The list makes sober reading, which is why muckraking of this sort has such a hard time making its way into mainstream media. Maybe it isn’t censorship so much as disinterest.When people interact with media they’re probably thinking, “Maybe I can kill a few minutes,” rather than, “What burning issue awaits.”

Hard news is also costly, time consuming and often dangerous to gather. Such stories may be noble. But the social contract that used to support public service journalism back in the days of say, Walter Cronkite — a Project Censored supporter – is broken. Corporate media once enjoyed the profits to justify noblesse oblige. Now they’re in a squeeze. Moreover their audiences have changed. One new study referred to “the promiscuous news audience“ in which people read free news off web sites and flit around at will. Why would any one news outlet develop expensive knowledge that might benefit the body politic in some diffuse way, but not benefit its brand even with reader loyalty?

Rather than merely criticize the shortcomings of mass media we must create alternatives to fill the watchdog role mass media have become unable or unwilling to fill. Networks of specialty blogs will help. These specialistists will join the think-tanks and the academics and public policy institutes that generate expertise.

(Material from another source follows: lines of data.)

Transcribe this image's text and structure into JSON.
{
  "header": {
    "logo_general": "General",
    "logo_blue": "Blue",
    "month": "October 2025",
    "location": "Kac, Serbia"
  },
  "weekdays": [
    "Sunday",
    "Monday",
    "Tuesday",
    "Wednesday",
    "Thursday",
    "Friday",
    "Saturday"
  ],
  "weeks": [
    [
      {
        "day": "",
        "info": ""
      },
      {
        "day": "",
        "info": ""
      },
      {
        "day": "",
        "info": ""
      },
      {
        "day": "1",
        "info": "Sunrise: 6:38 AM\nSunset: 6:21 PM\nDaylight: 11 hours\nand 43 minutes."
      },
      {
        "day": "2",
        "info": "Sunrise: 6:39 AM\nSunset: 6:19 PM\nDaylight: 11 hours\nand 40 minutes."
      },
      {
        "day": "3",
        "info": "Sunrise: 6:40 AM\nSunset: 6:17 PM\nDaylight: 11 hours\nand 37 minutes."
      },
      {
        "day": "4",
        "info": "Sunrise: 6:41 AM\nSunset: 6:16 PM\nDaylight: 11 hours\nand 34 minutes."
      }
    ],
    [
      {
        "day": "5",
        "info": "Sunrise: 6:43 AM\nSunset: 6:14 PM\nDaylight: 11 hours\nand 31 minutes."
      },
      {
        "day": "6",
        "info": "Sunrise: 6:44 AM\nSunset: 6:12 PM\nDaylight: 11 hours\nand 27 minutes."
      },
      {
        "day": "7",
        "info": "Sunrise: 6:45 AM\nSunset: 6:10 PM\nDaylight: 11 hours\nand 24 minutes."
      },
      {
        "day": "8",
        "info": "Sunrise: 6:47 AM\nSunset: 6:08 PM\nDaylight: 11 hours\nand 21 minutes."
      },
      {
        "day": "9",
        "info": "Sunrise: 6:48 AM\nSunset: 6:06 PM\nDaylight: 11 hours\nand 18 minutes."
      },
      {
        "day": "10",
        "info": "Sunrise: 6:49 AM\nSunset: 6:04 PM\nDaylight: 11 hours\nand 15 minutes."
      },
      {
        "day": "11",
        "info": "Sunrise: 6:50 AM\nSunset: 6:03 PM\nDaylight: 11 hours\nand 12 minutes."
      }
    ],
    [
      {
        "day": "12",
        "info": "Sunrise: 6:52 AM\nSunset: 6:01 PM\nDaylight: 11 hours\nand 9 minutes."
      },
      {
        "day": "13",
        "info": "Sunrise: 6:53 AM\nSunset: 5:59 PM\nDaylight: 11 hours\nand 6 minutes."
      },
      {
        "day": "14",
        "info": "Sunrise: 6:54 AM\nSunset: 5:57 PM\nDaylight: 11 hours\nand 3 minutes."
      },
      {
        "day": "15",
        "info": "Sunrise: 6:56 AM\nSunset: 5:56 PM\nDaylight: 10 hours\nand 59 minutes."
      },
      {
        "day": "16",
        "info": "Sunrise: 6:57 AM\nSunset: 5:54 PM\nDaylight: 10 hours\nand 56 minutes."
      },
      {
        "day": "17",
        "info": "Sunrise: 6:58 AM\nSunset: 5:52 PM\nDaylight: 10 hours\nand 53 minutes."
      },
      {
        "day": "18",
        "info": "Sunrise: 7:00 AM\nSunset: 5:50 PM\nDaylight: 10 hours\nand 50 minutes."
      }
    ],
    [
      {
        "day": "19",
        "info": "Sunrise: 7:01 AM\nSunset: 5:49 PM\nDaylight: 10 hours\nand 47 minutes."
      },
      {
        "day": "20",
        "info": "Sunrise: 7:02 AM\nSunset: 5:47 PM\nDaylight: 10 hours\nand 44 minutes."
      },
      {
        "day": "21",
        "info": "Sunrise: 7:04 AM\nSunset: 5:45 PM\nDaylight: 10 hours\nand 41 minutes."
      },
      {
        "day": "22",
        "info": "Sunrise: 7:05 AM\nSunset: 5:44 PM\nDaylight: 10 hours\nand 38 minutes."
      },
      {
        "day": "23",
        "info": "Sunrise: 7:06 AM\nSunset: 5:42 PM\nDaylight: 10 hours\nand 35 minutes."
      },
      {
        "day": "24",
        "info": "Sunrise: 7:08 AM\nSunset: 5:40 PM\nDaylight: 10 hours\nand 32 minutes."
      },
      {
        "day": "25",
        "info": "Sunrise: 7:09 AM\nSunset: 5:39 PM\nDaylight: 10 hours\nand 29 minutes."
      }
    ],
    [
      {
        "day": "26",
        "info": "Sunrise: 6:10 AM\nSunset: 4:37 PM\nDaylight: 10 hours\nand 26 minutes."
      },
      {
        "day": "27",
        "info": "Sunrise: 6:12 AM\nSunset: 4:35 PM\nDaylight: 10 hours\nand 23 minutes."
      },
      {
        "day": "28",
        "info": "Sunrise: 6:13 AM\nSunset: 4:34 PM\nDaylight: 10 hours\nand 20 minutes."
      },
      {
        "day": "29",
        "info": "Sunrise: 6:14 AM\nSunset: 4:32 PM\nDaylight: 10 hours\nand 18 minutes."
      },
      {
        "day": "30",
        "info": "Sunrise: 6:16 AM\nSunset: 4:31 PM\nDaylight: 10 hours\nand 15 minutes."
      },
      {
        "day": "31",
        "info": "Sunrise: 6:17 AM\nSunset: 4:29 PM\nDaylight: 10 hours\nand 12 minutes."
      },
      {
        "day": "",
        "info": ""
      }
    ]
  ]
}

But there must be a medium to diffuse this knowledge into the popular thinking. Again this presupposes the public is interested in those topics deemed important as opposed to which movie they should attend.  

All of this spells tough time for journalists, of whom I would like to consider myself one. People like me got into the business to save the world. Nowadays we’re lucky to have jobs. Seriously. Remember “America What Went Wrong” the award-winning 1992 newspaper series? Its authors, Donald Barlett and James Steele, got pink slips last May.

Journalism once had slogans of assurance like, “all the news that’s fit to print.” These days, in keeping with times, its mantra might be: Will speak truth to power for food.

(Postscript: Thinking a photo of the new U.S. Embassy in Baghdad would be a good illustration for this posting, I searched one and found a USA Today story on the project. It, too, cited 104-acres but compared it to 80 footbal fields; not as powerful an image as the Vatican City reference but no longer is the story completely “censored”  either.)